Crete's south-easternmost region offers breathtaking scenery between sea and mountains, far from mass tourism. It's a region well worth exploring, offering different discoveries every season. Its wild beaches, its numerous gorges, its waterfalls, its arid mountains covered with a blanket of snow in winter, its vertiginous roads winding between rocks and scrubland, where you regularly come across goats and sheep... Where you can be alone on a beach in August, where you can be overwhelmed by the starry sky... Where they'll offer you fruit just picked from the tree at the bend in the path... That's Crete. The real Crete. The one I want to share with you, the one I want you to discover.
The Lasithi Country
Crete has 30 million olive trees, or around 60 per capita. Olive oil production is one of the main sources of income for families, along with tourism.

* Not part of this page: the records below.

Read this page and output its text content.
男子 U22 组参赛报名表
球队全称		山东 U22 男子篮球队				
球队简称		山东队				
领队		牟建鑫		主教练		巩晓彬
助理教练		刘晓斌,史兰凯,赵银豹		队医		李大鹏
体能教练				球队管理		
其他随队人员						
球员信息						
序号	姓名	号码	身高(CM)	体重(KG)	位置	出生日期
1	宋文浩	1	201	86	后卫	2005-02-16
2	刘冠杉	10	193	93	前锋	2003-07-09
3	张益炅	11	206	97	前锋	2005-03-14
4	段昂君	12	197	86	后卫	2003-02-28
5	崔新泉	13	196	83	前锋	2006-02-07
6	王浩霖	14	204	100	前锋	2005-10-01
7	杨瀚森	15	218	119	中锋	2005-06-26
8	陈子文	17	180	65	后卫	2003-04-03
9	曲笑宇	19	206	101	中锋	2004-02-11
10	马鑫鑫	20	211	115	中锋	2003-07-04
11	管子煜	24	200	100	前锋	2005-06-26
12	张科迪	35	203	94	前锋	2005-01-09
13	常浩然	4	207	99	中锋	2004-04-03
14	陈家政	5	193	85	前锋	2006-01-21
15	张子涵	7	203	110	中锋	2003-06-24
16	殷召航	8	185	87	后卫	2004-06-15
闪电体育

Just below Pefki, 7 km down the coast, lies the seaside resort of Makrygialos. Once a small fishing village, it expanded in the 90s with the construction of hotels, restaurants and stores. There are pharmacies, boutiques and mini-markets, beautiful sandy beaches with shallow waters, and the port comes alive in the evening during the summer season with tavernas and cafés open late into the night. From Makrygialos you can take the boat for a day trip to Koufonissi, an island of clear sandy beaches and turquoise waters.
Pefki lies between the two main towns on the eastern tip of Crete, Ierapetra at 36 km and Sitia at 37 km. Ierapetra is the starting point for a boat trip to the island of Chrissi and its crystal-clear waters. As for Sitia, it's a timeless town where you can stroll along its harbor, offering a multitude of tavernas and cafés in a family-friendly, local atmosphere. The east coast also abounds in secret, magical places.